Associate justices Samuel Alito and Clarence Thomas dissented in the ruling issued at the close of the court’s day without explanation, granting the request from drug manufacturers who challenged the Fifth Circuit ruling.

“The May 1, 2026 order of the United States Court of Appeals for the Fifth Circuit, case No. 26–30203, is stayed pending disposition of the appeal in the United States Court of Appeals for the Fifth Circuit and disposition of a petition for a writ of certiorari, if such a writ is timely sought,” the high court wrote. “Should certiorari be denied, this stay shall terminate automatically. In the event certiorari is granted, the stay shall terminate upon the sending down of the judgment of this Court.”

In his dissent, Alito said the stay undermines states’ rights to protect unborn life.

“The Court’s unreasoned order granting stays in this case is remarkable. What is at stake is the perpetration of a scheme to undermine our decision in Dobbs v. Jackson Women’s Health Organization, 597 U. S. 215 (2022), which restored the right of each State to decide how to regulate abortions within its borders,” Alito wrote. “Some States responded to Dobbs by making it even easier to obtain an abortion than it was before, and that is their prerogative. Other States, including Louisiana, made abortion illegal except in narrow circumstances. … But Louisiana’s efforts have been thwarted by certain medical providers, private organizations, and States that abhor laws like Louisiana’s and seek to undermine their enforcement.”
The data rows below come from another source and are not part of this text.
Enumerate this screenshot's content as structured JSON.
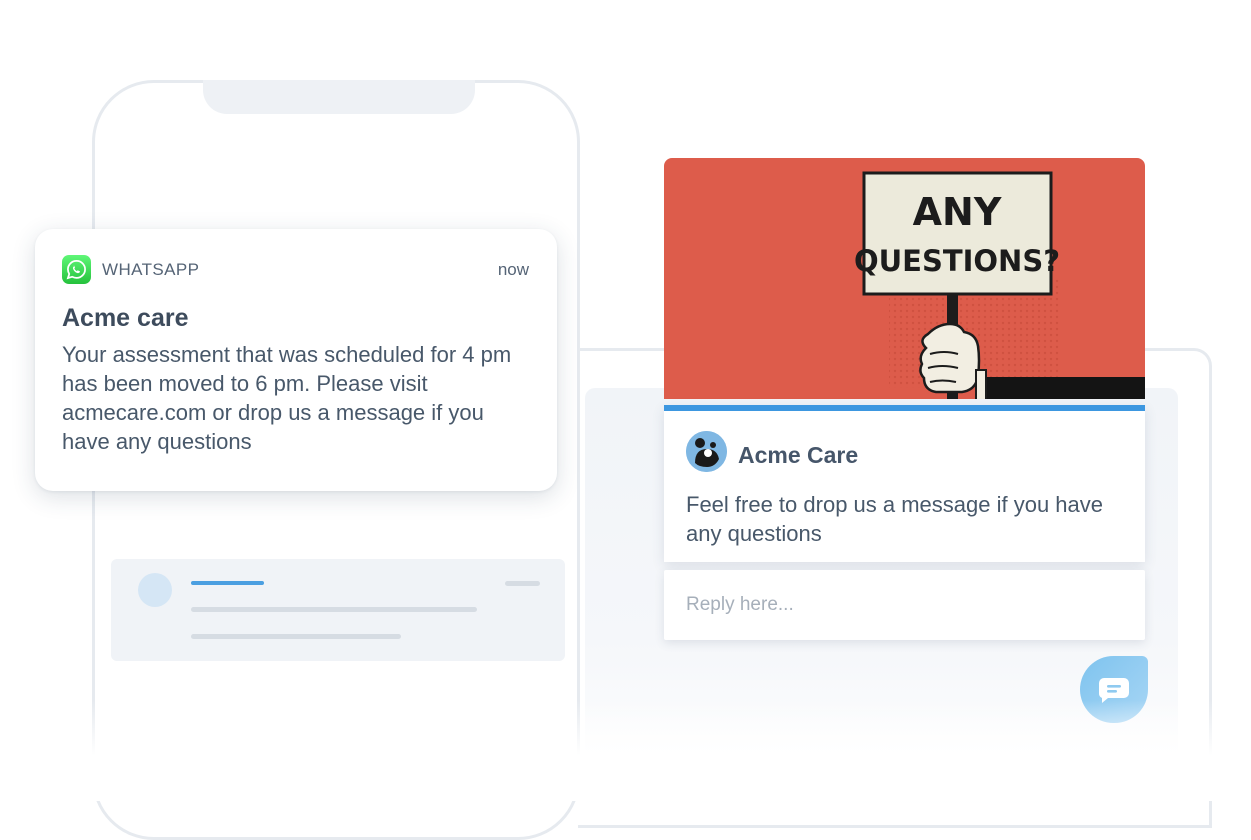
{
  "notification": {
    "app_name": "WHATSAPP",
    "time": "now",
    "title": "Acme care",
    "body": "Your assessment that was scheduled for 4 pm has been moved to 6 pm. Please visit acmecare.com or drop us a message if you have any questions",
    "icon": "whatsapp-icon"
  },
  "hero": {
    "sign_line1": "ANY",
    "sign_line2": "QUESTIONS?"
  },
  "chat": {
    "sender": "Acme Care",
    "message": "Feel free to drop us a message if you have any questions",
    "reply_placeholder": "Reply here...",
    "launcher_icon": "chat-bubble-icon"
  },
  "colors": {
    "accent_blue": "#3d97e0",
    "hero_red": "#dd5c4b",
    "whatsapp_green": "#25c13c",
    "launcher_blue": "#8fcaf0"
  }
}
Louisiana and Texas are among 17 states where abortion is illegal in most circumstances. In the case at hand, the states are challenging the 2023 loosened guidelines for mifepristone prescriptions that allow virtual office visits and mail order delivery. In states where unborn life is protected, telehealth provision for abortion pills increased from 74,000 in 2024 to 91,000 in 2025, the Guttmacher Institute said in an annual report.

Among states continuing to curtail mifepristone use, Oklahoma Gov. Kevin Stitt signed a bill May 7th making it a felony to provide abortion pills without a prescription, carrying 10-year prison terms and fines of up to $100,000, according to House Bill 1168. The new law, set to take effect in mid-August, does not restrict pharmacists, drug manufacturers, or legal distributors from dispensing the pills for lawful medical purposes.